- Colclesser Bridge
- U.S. National Register of Historic Places
- Nearest city: Rushville, Nebraska
- Coordinates: 42°37′18″N 102°18′48″W﻿ / ﻿42.62167°N 102.31333°W
- Area: less than one acre
- Built: 1888
- Built by: King Iron Bridge & Manufacturing Co.; King, George E., Bridge Co.
- Architectural style: Baltimore through truss
- MPS: Highway Bridges in Nebraska MPS
- NRHP reference No.: 92000729
- Added to NRHP: June 29, 1992

= Colclesser Bridge =

The Colclesser Bridge, over the Niobrara River about 11 miles south of Rushville, Nebraska, is a bridge erected at its current location in 1933. Its span was one of four 248 foot spans in the Columbus Loup River Bridge, that was built in 1888, and that carried the Lincoln and Meridian Highways over the Loup River.
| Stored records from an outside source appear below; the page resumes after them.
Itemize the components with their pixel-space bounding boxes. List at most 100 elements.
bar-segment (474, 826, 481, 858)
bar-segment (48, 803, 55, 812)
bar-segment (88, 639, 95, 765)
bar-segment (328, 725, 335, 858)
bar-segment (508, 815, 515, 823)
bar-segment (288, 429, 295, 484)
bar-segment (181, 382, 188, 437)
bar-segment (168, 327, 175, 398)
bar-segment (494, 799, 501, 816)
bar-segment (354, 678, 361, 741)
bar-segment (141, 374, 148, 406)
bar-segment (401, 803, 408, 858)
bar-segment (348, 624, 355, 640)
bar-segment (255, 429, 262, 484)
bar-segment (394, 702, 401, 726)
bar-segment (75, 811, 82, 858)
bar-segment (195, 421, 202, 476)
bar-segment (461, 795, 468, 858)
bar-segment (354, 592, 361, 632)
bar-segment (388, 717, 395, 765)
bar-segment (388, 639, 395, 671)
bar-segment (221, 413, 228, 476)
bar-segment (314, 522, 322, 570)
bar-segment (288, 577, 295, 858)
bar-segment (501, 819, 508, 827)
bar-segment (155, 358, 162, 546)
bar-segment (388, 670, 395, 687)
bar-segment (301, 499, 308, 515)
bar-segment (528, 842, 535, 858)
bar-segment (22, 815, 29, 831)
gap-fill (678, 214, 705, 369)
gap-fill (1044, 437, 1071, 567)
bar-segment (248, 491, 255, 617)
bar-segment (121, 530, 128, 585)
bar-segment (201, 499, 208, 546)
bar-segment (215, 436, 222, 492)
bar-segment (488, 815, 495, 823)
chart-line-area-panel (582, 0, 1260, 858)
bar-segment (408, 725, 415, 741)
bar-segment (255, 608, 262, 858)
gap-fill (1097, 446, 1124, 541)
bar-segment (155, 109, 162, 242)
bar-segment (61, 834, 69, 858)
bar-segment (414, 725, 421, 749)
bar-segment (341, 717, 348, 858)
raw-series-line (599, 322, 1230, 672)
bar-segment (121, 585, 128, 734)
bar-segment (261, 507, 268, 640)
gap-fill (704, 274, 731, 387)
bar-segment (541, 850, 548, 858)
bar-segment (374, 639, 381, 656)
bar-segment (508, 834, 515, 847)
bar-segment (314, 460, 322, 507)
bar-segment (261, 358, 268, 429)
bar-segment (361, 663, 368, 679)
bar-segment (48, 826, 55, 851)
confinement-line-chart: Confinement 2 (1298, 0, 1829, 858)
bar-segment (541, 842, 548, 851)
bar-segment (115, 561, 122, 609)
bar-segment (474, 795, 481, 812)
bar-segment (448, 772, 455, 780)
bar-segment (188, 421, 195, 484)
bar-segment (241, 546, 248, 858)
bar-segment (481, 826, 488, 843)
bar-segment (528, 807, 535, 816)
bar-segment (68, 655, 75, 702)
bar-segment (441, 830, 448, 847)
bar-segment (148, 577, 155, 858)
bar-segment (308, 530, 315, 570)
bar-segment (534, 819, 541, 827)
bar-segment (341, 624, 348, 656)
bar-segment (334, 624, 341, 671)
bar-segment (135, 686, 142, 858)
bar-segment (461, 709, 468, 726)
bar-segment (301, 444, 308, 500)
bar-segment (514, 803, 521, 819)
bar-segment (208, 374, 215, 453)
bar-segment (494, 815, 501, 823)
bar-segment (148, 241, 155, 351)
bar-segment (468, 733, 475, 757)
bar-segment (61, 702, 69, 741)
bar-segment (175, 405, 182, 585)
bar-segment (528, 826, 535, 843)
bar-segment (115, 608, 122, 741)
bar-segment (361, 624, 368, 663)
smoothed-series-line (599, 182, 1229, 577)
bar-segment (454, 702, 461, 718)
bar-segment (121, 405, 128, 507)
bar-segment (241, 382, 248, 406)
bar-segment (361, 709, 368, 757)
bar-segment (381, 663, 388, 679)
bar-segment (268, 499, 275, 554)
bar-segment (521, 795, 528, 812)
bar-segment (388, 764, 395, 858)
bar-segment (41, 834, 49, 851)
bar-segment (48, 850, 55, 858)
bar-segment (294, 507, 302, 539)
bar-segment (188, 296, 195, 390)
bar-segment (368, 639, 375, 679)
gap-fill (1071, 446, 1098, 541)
It was replaced in 1933, and the span was stored apparently, Because flooding in August 1933 destroyed numerous bridges in Sheridan County, it was purchased and erected for cost of $6,211, less four panels so its current span is 166 feet.

It is a Baltimore through truss bridge that was built originally by the King Iron Bridge & Manufacturing Co. and the George E. King Bridge Co., both of Cleveland, Ohio. It has also been known as Rath Bridge and as Niobrara River Bridge, and it has been designated NEHBS No. SH00-42. It was listed on the National Register of Historic Places in 1992.